African American higher education took a different path. From the Reconstruction era through
World War II (1939-1945) the majority of Black students were enrolled in private colleges. Northern
religious mission societies were primarily responsible for establishing and maintaining the leading
Black colleges and universities. African American religious philanthropy also established a
significant number.

Given the virtual nonexistence of public education for Blacks in the South, these institutions had to
provide preparatory courses at the elementary and high school levels for their students. Often they
did not offer college-level courses for years until their students were prepared for them.
Nonetheless, the missionary aims of these early schools reflected the ideals of classical liberal
education that dominated American higher education in general in that period, with its emphasis on
ancient languages, natural sciences, and humanities. Blacks were trained for literacy, but also for
teaching and the professions.

With the end of Reconstruction and the return of White rule in the South, however, opportunities for
African American professionals became scarcer. Consequently many Black and White leaders
turned toward industrial training. The proponents of industrial training, whose most public
spokesman was Booker T. Washington of the Tuskegee Institute (now Tuskegee University) in
Alabama, argued that African Americans should concentrate on the more practical arts of manual
labor to better suit them for the work that was available.

Meanwhile, Harvard-trained scholar W. E. B. Du Bois was charting another path. Du Bois paired
the liberal and scientific ideals of the missionaries with a conviction that Black life and culture
should be a primary topic of Black thought and investigation. Du Bois criticized Washington and his
allies for downplaying intellectual ambition and for appeasing Southern White leaders. Du Bois's
criticisms gained influence in the following decades, and by the end of World War I, Black leaders
had largely turned against Washington's educational theories.

The increased militancy of Du Bois and others led to student protests in the 1920s against the
White administrations at Fisk, Hampton, and Howard. As a result of such protest, Mordecai
Johnson was named the first Black president of Howard in 1926.

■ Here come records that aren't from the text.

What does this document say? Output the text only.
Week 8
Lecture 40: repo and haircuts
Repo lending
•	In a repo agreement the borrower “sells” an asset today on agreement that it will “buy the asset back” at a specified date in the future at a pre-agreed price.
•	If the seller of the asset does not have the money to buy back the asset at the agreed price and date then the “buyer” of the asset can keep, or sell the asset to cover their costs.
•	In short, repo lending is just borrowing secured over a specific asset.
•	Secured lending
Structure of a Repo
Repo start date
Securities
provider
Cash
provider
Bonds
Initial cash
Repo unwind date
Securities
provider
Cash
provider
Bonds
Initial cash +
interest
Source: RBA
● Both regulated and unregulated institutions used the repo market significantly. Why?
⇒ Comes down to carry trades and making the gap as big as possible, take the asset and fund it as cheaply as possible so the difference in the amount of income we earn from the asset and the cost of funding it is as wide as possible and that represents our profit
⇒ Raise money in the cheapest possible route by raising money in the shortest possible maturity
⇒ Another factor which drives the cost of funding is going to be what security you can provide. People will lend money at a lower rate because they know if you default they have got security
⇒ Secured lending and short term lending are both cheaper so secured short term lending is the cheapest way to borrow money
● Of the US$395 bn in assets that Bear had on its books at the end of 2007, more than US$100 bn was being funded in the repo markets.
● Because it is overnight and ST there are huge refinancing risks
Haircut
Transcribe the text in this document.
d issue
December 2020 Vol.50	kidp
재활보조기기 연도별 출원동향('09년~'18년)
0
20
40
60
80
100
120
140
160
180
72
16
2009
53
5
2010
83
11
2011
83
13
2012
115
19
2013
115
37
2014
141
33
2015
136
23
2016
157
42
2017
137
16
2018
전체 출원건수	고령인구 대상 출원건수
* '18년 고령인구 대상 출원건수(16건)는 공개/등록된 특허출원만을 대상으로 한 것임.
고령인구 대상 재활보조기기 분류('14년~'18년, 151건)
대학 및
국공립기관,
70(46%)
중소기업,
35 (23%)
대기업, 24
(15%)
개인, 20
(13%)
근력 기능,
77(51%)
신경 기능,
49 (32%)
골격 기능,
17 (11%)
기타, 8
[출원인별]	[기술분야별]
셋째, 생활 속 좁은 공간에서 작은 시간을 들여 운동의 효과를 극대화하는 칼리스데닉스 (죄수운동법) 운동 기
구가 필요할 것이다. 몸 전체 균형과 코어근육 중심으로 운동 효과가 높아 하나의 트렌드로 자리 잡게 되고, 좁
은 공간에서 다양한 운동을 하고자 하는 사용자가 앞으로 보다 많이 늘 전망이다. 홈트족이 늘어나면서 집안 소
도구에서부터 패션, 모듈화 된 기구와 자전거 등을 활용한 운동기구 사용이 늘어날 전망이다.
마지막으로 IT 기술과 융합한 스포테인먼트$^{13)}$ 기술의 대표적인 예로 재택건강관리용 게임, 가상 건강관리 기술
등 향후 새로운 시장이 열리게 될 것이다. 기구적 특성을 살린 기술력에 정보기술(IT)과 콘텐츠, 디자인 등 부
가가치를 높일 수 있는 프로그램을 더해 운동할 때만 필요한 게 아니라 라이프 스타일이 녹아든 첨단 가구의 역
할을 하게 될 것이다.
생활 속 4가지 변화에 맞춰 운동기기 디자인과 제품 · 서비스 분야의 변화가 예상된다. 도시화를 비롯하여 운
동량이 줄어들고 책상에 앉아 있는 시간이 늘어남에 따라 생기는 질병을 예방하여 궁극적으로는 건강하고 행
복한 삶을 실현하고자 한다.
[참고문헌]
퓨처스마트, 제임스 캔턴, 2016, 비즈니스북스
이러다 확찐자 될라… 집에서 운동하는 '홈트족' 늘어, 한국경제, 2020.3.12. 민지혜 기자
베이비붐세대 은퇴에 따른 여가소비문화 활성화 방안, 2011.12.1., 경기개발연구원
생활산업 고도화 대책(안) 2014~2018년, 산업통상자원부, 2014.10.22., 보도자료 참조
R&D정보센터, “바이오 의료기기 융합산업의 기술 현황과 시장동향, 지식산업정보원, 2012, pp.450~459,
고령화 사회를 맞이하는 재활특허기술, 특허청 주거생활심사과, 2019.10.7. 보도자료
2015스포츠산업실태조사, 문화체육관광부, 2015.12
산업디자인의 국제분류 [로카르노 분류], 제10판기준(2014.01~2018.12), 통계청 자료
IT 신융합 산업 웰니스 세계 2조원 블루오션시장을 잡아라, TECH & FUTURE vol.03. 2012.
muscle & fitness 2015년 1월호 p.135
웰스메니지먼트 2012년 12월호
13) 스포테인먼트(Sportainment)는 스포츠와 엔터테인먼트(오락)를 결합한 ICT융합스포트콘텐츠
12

Public Institutions During Jim Crow

Private missionary colleges figured so heavily in the overall scheme of higher education for African
Americans because various states virtually excluded Blacks from publicly supported higher
education. Of the 17 Southern states that mandated racially segregated education during the Jim
Crow era, 14 simply refused to establish land-grant colleges for African American students until
Congress required them to do so in the 1890. But the institutions they established were colleges in
name only. Not one met the land-grant requirement to teach agriculture, mechanical arts and
liberal education on a collegiate level.

In 1992 the Supreme Court ruled in United States v. Fordice that patterns of racial segregation still
remained in Mississippi¹s public university system, nearly 40 years after Brown v. Board of
Education The slow elimination of segregation has in general had mixed blessings for Black
colleges and universities, as integrated White institutions have drawn Black students and support
away from the traditional Black schools. But after stagnating enrollments in the 1970s and 1980s,
the student population at HBCUs rose 25 percent between 1986 and 1994, an increase greater
than the average for U.S. colleges and universities.